En voyant le parchemin avancer vers lui ce pauvre Dai a instinctivement reculé et il est à présent plaqué contre le mur. Je me saisis du parchemin qui le menace et le lui tend avec la plume que Dai fixe d'un air indécis.

« Y a pas d'encrier, commente-t-il.
- C'est un modèle pro, encre intégrée et elle part au Recurvit, explique distraitement l'agent.
- Ca fait combien de temps que vous travaillez dans cette branche, je lui demande.
- Quinze ans cette année même si l'année où Celui... où Vold... enfin l'année sombre, j'étais au Paraguay, admet-il avec une honnêteté inattendue.
- Eh bien, en quinze ans, vous auriez quand même pu apprendre à être courtois avec les Moldus !
- Heu, c'est pas grave si, hésite Dai.
- Toi, contente-toi de remplir ses papiers ! Je lui ordonne.
- Vous avez vu qui j'épouse hein ! dit Dai à l'agent en commençant tout de même à écrire, un vrai dragon ! Ce sera pas évident tous les jours. »

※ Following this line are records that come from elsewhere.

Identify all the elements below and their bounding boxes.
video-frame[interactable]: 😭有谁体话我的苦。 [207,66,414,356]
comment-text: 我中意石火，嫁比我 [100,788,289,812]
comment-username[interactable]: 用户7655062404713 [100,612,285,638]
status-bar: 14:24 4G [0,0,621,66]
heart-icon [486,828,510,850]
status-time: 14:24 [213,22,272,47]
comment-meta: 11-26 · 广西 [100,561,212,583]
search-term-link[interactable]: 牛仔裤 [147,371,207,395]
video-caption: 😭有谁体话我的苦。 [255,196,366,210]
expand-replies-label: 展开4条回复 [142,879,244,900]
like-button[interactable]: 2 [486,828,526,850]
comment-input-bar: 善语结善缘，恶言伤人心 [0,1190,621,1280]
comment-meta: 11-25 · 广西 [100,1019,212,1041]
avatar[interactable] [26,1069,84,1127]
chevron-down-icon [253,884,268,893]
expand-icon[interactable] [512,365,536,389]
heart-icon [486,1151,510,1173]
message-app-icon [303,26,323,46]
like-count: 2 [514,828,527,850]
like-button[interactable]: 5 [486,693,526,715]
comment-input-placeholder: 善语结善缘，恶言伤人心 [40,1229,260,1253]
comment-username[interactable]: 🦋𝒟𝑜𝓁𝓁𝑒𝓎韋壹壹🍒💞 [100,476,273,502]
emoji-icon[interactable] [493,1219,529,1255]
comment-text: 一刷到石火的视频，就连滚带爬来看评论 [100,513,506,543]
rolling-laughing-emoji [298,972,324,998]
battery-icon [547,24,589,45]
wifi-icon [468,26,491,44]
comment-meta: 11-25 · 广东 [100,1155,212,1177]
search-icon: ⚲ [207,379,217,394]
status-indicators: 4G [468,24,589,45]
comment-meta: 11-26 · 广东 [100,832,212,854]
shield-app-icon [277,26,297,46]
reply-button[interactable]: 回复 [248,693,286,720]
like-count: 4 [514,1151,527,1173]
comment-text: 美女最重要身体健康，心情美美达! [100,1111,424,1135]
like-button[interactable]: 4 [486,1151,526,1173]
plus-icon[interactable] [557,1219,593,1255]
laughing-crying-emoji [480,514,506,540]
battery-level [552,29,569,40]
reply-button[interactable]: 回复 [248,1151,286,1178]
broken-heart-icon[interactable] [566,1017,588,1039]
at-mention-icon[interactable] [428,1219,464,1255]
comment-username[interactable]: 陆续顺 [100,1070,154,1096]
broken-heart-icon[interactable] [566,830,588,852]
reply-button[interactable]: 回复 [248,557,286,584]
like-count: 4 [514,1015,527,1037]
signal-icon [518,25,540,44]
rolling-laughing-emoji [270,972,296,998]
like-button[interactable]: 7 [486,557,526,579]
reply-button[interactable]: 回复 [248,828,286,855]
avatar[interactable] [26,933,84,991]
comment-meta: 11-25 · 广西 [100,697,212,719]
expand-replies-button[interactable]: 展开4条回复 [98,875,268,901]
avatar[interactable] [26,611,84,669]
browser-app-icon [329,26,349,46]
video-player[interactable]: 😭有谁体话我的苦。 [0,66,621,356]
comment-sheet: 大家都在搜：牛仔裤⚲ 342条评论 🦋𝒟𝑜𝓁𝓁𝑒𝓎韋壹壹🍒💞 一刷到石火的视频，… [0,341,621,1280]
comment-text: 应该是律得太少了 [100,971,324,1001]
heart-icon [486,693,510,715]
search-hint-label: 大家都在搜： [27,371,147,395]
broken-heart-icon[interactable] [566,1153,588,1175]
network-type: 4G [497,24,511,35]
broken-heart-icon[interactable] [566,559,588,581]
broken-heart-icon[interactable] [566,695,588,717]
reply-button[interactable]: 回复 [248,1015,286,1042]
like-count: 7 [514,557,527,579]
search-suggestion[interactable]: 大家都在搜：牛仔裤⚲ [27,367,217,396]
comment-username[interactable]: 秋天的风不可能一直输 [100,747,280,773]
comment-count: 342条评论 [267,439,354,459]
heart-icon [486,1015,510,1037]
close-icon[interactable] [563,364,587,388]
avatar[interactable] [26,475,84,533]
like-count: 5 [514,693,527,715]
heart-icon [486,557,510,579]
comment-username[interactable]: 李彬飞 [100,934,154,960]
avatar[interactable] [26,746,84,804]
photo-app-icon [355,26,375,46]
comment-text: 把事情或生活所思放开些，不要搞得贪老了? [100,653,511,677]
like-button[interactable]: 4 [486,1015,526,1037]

L'agent a un rire bref de courtoisie. Je jette pour ma part un regard noir à mon « époux ». S'il pouvait éviter ce genre de plaisanteries ce ne serait pas mal ! Elles ont un goût amer.
Heureusement, Dai achève bientôt de remplir ses papiers en silence. Le manque de réaction aux alentours l'a refroidi. Je récupère le parchemin et le paraphe à mon tour : Cho Wenzhou, avant de le rendre à l'agent. Accomplir ce genre de gestes est un peu humiliant mais je n'ai toujours pas récupéré ma baguette. Je l'aurai dans une semaine et on fera la bilan de ma thérapie qui, selon moi, est un échec cuisant. Autre conséquence du manque de magie, tout à l'heure, j'ai dû allumer les feux d'artifice « à la main ». Comble de l'humiliation pour mes parents qui, malgré la situation, ont insisté pour qu'on garde ce cérémonial idiot.

« Il faudra l'emmener se faire marquer dans le courant du mois au Département du Secret Magique et des Affaires Moldues, conclut l'agent.
- Ahah, je suis dans la confidence maintenant, s'amuse Dai, attendez ! Comment ça me faire marquer ? On va me tatouer comme un chienchien ?! »

Il le réalise seulement. C'est presque mignon.

« C'est une marque invisible que les Oubliators détecteront aisément si vous leur dites que vous êtes « de la famille ».
- Encore faudrait-il qu'ils lui laissent le temps de le dire. On connaît le zèle de vos Oubliators, dis-je, grinçante.
- Le département est en plein remaniement. »

L'agent prend congé et Dai lui tira la langue quand il a disparu. L'idiot. En silence, nous achevons ensuite de nous préparer pour la nuit. Nous nous couchons côtes à côtes nous éteignons la lumière. On ne se touche pas et on prend même grand soin de ne pas s'effleurer. La situation est vraiment trop bizarre. Bientôt cependant, j'entends la respiration régulière de Dai et je sens son souffle contre mon épaule. Il s'est retourné. Je soupire. Comme veut-il que je dorme maintenant ?
Dans le noir, je me remémore comment j'en suis arrivé là.